Остается единственное: вероятно, он совершил тяжкое преступление и опасается, что это обнаружится и амнистия ему не поможет, придется отвечать по всей строгости закона».

Остановившись на такой версии, Забродин на некоторое время отвлекся от дела Эрушетова.

В Тбилиси Забродин приехал днем. Его встретили грузинские товарищи. В большом городе, зажатом со всех сторон горами, было жарко, и, пока автомобиль мчался по извилистым улицам, Забродин с завистью смотрел на зеленую гору Мтацминда, что возвышается над столицей Грузии. Там, вдали, бесшумно двигались вверх и вниз вагончики фуникулера, поднимающие жителей в прохладный парк.

Далеко на склоне горы он заметил знакомую древнюю церковь святого Давида. Там захоронен Грибоедов. Потом перед ним раскрылась зажатая с двух сторон в бетонные набережные Кура... И вот уже красивое здание гостиницы на проспекте Руставели.

Друзья наперебой рассказывали, что нового построено в городе, с гордостью сообщали о том, что заполняется водой Тбилисское море, и он вместе с ними радовался их успехам.

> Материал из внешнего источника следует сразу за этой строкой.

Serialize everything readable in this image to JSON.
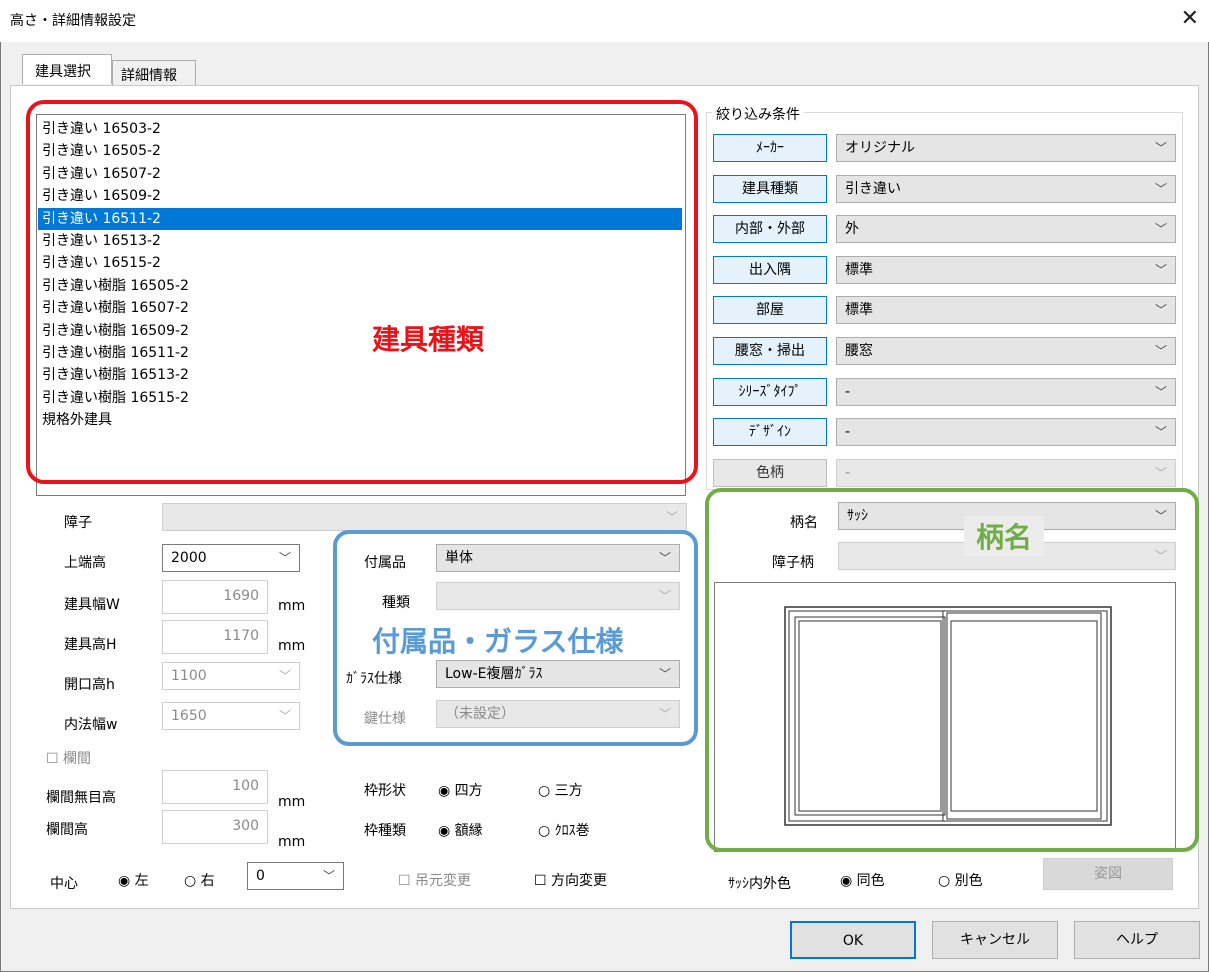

На следующий день Забродин занялся делами. Он выяснил, что контрразведке известны несколько контрабандистов, которых по ряду соображений пока не трогали. Было известно, что и куда они переправляли, но ничего подозрительного по связям с иностранными разведками зафиксировано не было. Речь шла только о заграничных тряпках и сигаретах.

Несколько человек встречались с подозрительными иностранными туристами. Эти связи были эпизодическими. Решили еще раз проверить и их.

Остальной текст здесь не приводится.